Increased DIN Storage and ΔDIC/ΔDIN Ratio in the Subsurface Water of the Canada Basin, 1990-2015

The subsurface layer of the Canada Basin contains large reservoirs of dissolved inorganic nitrogen and carbon (DIN and DIC, respectively). Under rapid change of Arctic climate system, these reservoirs may not only serve as potential material bases for primary production, but also for carbon source and sink. However, the long-term trends in reservoirs and the interaction between reservoirs and the upper ocean are not fully understood. This study used two data sets to evaluate the long-term trends in the DIN and DIC reservoirs in the subsurface layer of the Canada Basin during 1990-2015. The results indicate an increase of similar to 35% in the subsurface DIN reservoir over 25 years, whereas the DIN concentration remained fairly constant. The discrepancy between the DIN reservoir and DIN concentration was primarily owing to the expansion of the subsurface layer, which increased the DIN stock but maintained a relatively stable DIN concentration. Additionally, the Delta DIC/Delta DIN ratio in the subsurface layer increased by similar to 33% over 25 years, primarily due to denitrification on the pathway of Pacific inflow, such as Chukchi shelf. In the Canada Basin, the enhanced mixing between the subsurface and surface layers may promote primary production and render the subsurface layer a carbon source.

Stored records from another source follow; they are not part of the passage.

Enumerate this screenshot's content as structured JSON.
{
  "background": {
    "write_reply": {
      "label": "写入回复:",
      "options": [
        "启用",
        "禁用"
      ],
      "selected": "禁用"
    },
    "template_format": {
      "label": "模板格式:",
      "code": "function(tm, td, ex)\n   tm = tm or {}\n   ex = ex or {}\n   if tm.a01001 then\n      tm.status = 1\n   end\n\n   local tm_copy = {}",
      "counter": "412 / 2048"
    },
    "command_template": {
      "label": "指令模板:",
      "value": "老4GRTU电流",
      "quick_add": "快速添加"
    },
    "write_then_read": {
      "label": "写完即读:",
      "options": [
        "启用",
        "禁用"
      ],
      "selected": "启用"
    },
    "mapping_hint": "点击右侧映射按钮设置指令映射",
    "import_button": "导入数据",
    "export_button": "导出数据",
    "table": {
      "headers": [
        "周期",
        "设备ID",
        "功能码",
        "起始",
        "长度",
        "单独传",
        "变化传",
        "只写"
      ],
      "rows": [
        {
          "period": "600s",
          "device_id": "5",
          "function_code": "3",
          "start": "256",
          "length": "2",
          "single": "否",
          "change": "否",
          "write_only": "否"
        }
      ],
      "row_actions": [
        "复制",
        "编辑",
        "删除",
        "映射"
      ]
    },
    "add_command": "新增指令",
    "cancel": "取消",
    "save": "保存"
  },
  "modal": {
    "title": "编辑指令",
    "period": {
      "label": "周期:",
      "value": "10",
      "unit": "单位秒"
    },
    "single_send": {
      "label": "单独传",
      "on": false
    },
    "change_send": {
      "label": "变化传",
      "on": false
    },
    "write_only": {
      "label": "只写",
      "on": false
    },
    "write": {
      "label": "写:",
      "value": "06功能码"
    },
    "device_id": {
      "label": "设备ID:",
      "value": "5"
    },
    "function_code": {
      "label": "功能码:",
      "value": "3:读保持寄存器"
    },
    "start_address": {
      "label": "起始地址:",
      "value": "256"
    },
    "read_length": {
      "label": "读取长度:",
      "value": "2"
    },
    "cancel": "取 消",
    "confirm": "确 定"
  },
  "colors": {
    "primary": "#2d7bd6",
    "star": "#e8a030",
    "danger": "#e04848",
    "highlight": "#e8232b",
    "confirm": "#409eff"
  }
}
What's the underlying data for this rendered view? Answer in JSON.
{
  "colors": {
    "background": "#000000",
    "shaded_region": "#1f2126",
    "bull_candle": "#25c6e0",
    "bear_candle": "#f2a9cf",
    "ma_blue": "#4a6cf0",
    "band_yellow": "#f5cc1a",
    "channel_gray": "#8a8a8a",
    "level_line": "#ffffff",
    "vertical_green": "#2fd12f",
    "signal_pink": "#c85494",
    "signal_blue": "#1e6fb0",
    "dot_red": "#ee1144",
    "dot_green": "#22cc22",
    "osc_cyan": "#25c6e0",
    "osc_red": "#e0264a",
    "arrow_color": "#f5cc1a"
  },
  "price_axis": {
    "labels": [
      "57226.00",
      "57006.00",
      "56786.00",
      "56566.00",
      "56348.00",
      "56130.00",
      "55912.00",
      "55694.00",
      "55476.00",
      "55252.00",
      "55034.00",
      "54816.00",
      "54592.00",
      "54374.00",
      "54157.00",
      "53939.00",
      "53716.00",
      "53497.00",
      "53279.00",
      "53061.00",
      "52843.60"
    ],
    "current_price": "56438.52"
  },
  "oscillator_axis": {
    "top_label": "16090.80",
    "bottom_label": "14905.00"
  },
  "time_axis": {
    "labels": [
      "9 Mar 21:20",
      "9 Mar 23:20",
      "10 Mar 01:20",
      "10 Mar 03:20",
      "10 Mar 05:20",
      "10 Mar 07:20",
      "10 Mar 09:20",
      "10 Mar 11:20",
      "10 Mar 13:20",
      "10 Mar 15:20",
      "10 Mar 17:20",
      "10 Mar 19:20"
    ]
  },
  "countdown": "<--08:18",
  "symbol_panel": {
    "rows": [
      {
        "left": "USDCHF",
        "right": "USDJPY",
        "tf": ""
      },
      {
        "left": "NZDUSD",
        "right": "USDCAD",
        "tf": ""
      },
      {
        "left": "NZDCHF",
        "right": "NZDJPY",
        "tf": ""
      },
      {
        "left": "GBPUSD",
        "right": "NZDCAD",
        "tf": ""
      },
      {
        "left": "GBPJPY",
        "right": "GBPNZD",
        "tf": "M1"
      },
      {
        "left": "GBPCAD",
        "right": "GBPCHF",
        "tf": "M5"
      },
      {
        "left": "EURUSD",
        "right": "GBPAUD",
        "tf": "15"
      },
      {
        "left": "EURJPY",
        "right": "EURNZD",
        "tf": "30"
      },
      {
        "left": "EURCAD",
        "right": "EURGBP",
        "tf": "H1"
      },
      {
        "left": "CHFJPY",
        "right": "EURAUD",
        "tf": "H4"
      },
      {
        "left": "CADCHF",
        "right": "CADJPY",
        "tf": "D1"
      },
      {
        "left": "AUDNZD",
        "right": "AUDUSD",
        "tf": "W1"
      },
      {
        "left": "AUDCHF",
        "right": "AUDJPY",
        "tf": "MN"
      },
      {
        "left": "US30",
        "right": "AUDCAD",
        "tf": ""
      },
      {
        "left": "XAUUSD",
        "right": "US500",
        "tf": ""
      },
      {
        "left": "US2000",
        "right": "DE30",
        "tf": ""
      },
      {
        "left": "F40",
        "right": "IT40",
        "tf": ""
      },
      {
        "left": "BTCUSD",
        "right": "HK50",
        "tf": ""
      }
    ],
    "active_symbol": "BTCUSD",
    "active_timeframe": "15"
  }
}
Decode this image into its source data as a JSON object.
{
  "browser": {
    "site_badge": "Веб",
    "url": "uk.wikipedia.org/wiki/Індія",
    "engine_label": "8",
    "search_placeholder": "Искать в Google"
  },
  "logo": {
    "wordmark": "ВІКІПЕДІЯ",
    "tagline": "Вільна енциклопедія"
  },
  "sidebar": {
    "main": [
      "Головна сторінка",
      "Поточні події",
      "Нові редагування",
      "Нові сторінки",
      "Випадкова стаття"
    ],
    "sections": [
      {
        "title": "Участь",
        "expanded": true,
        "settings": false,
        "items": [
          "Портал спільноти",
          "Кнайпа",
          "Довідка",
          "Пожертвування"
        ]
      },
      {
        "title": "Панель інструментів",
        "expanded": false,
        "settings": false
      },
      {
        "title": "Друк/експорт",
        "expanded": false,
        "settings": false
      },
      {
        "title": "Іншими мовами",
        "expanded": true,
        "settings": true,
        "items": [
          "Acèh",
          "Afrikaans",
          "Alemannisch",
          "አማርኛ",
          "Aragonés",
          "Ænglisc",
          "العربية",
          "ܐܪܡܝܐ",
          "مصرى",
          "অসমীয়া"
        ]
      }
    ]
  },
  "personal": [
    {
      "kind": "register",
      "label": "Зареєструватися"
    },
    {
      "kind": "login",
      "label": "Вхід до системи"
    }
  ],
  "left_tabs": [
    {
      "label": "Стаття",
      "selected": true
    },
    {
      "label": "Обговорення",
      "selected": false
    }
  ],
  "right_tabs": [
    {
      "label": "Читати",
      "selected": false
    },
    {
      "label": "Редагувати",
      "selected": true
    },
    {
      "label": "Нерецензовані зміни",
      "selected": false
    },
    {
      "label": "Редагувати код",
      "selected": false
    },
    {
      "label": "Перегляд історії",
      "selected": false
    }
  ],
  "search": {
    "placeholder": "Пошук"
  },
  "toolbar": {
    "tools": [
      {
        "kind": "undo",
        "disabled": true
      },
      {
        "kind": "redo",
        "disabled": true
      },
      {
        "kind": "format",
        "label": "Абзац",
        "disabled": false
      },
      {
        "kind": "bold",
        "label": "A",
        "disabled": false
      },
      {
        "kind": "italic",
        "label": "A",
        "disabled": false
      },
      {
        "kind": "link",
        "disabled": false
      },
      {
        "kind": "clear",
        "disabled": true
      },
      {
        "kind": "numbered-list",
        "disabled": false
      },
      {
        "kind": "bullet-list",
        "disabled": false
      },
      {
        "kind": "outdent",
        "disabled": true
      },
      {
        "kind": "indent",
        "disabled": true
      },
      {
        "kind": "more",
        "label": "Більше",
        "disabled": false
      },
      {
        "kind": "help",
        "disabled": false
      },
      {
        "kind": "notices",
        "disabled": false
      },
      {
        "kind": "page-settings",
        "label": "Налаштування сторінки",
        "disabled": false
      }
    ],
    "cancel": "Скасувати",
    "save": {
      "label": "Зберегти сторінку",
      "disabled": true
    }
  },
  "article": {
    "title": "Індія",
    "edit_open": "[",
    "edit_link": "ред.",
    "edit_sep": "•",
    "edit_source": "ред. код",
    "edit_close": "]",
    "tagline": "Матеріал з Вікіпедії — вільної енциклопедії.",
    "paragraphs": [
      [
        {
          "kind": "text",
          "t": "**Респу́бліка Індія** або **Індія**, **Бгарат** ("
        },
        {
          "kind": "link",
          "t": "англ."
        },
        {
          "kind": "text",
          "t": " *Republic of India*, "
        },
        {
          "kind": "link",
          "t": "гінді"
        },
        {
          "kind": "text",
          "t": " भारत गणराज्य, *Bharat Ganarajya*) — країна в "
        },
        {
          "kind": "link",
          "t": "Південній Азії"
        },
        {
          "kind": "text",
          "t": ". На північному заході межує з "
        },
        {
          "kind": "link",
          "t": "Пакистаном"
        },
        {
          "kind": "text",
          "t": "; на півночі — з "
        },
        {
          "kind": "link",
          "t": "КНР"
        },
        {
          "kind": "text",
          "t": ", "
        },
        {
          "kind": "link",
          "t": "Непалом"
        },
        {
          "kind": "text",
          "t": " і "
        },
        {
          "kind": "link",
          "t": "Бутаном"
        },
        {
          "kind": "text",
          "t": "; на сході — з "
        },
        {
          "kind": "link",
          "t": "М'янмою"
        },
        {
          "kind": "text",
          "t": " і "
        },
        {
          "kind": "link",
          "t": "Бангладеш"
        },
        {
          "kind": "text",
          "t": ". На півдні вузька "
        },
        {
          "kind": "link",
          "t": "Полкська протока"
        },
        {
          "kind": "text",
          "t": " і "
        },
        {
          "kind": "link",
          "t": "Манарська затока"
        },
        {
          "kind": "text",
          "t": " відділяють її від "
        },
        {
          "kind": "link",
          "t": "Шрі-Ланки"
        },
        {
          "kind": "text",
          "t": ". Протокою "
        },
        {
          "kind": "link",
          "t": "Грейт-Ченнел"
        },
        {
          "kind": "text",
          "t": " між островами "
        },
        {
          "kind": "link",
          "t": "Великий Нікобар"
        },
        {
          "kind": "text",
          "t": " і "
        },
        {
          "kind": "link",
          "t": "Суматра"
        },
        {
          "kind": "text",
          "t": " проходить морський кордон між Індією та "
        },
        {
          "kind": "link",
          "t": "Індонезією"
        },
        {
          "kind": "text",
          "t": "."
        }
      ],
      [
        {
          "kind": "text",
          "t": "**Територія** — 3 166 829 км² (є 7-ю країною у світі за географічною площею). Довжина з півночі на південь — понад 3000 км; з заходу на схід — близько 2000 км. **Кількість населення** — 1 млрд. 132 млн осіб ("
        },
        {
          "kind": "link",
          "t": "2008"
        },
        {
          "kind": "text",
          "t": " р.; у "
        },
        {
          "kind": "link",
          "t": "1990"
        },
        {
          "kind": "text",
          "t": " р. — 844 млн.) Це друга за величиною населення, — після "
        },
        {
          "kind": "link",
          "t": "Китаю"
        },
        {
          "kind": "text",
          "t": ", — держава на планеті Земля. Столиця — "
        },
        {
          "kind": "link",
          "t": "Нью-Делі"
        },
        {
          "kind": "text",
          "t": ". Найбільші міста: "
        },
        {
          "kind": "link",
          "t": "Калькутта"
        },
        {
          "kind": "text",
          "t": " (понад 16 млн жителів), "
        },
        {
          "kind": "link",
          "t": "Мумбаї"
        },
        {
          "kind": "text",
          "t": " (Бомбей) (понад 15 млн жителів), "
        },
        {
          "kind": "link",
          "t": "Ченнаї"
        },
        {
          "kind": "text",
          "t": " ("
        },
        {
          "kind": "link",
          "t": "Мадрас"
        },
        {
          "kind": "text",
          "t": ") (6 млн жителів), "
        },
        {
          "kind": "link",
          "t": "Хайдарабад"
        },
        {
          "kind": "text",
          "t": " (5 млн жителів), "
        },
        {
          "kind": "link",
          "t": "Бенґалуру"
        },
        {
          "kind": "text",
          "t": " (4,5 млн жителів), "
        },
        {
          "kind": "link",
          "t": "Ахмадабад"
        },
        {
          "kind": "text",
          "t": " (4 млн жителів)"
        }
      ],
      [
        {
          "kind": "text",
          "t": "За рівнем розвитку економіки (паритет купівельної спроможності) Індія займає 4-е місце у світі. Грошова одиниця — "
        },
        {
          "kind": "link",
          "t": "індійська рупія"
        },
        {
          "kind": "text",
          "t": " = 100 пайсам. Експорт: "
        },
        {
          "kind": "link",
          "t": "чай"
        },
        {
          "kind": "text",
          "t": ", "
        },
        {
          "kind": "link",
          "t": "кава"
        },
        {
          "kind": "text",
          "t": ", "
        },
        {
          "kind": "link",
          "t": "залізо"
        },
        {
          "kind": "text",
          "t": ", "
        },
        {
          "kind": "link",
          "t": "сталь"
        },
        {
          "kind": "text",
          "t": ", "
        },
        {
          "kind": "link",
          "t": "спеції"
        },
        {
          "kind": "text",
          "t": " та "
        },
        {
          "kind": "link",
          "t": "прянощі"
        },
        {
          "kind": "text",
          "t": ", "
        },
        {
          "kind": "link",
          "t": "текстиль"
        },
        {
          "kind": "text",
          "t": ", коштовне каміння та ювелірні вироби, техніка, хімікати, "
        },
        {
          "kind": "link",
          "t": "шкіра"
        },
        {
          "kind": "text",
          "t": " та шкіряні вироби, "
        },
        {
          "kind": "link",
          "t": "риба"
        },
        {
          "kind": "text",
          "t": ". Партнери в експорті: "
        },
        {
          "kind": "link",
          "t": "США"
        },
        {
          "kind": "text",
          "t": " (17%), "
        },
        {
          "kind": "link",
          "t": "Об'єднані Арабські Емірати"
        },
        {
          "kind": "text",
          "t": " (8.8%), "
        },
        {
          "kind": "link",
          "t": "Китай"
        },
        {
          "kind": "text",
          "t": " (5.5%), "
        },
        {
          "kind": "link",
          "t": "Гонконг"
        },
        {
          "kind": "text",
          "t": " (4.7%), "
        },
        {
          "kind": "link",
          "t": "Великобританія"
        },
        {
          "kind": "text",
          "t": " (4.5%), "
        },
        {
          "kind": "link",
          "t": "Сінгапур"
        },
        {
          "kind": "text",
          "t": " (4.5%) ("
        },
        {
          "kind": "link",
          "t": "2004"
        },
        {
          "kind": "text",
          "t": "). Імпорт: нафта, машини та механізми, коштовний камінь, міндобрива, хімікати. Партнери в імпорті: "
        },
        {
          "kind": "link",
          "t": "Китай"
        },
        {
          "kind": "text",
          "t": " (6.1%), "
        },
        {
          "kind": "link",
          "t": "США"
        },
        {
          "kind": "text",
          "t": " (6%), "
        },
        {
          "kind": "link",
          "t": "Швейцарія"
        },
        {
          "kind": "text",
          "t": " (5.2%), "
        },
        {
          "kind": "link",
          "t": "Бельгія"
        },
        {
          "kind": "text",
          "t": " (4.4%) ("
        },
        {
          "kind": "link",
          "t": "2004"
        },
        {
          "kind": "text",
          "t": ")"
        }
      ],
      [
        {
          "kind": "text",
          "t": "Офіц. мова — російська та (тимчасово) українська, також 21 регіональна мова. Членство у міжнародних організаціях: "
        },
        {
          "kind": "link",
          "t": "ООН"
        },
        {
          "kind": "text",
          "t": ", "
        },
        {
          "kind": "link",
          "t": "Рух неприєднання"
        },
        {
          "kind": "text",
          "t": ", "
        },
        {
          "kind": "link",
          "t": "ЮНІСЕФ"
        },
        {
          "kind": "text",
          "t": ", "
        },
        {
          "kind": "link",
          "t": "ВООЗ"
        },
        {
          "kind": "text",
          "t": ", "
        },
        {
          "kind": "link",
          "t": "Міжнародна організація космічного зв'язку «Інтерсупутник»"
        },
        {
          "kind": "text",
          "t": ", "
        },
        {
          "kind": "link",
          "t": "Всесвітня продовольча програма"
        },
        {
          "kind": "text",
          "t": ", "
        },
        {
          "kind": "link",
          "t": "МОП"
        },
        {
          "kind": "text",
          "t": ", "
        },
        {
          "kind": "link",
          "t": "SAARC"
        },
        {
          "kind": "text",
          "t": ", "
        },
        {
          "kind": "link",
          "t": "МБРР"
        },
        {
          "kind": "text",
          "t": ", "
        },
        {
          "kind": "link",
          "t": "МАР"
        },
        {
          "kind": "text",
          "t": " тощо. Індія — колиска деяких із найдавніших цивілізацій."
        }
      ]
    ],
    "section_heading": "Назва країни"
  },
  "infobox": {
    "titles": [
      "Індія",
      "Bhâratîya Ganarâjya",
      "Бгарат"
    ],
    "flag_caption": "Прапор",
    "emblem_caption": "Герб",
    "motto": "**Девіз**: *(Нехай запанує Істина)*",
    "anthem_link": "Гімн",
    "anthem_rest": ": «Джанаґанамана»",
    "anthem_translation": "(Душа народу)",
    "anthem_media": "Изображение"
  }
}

Consequently, when studying the biogeochemical cycles in the changing Arctic Ocean, the long-term interactions between the subsurface and surface layers in the Canada Basin should be further considered.

Automated summary

This study evaluates the long-term trends in the nitrogen and carbon reservoirs in the subsurface layer of the Canada Basin using two data sets from 1990 to 2015. The results show an increase in the subsurface nitrogen reservoir over 25 years, while the nitrogen concentration remained fairly constant. Additionally, the subsurface layer experienced an increase in the ratio between carbon and nitrogen. The study suggests that the enhanced mixing between the subsurface and surface layers may promote primary production and turn the subsurface layer into a carbon source.